European railways move 1.4 billion tonnes of freight and 4.2 billion passengers annually. Behind these numbers lies a complex engineering challenge: making trains from different manufacturers, running different software, communicate seamlessly with trackside equipment across national borders.
Railway interoperability is the ability of trains to operate safely and continuously across different networks while maintaining required performance levels. Without it, cross-border rail transport would grind to a halt at every country or technical border (e.g. switch between lines equipped by different suppliers).
Technical Specifications for Interoperability (TSI) define interoperability as:
Interoperability means the ability to allow the safe and uninterrupted movement of trains that accomplish the specified levels of performance.
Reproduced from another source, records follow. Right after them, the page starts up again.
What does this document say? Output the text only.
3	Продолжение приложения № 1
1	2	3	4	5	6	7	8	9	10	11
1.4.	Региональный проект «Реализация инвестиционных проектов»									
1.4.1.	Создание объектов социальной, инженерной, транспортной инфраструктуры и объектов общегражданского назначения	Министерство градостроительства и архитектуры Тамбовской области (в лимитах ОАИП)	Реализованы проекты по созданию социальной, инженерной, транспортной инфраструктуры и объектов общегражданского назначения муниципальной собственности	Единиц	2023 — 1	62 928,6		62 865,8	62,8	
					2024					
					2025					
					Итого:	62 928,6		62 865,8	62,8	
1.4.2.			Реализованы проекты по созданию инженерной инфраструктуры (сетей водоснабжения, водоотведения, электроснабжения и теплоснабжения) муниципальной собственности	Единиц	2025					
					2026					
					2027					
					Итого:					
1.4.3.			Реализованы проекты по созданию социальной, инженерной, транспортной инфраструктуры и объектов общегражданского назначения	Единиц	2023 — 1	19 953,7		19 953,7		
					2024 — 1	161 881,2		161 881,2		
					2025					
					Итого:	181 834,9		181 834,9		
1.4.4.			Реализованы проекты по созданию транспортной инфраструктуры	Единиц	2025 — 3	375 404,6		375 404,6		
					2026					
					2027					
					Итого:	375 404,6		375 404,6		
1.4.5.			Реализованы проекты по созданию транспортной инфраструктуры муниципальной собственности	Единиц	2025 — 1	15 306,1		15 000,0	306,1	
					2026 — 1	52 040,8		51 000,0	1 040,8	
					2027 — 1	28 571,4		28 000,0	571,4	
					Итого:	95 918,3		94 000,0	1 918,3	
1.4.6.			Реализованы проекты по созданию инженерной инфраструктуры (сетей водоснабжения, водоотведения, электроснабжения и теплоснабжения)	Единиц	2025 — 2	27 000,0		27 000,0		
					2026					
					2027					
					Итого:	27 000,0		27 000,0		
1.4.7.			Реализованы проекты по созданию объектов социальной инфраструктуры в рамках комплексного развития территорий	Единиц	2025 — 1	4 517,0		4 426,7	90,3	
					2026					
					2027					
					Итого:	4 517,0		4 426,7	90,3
The European Train Control System (ETCS) was designed to solve this problem. Unlike national signaling systems, which evolved independently in each country, ETCS provides a standardized framework. Every manufacturer follows identical specifications, ensuring that a train built by supplier A can operate on tracks equipped by supplier B—regardless of which country either operates in.
THE PAYOFF FOR OPERATORS AND PASSENGERS
This standardization delivers concrete benefits. Infrastructure managers can source equipment competitively rather than being locked into single suppliers. Railway operators can deploy their fleets across multiple networks without costly hardware modifications. And passengers experience what they actually want: uninterrupted journeys that don’t require changing trains at borders.
The challenge lies in the transition period. Today’s European network is a combination of legacy national systems and modern ETCS installations. The Netherlands alone operates three different signaling technologies simultaneously: the national ATB system, ERTMS Level 1, and ERTMS Level 2. Trains running on Dutch tracks need equipment compatible with all three.
Technical Specifications for Interoperability (TSI) govern how this complex environment functions. These regulations ensure that on-board systems react predictably to trackside data, regardless of manufacturer. The specifications standardize everything from communication protocols to safety functions.
For stakeholders investing in rail infrastructure, interoperability isn’t optional—it’s the foundation that makes European rail transport economically viable and operationally practical.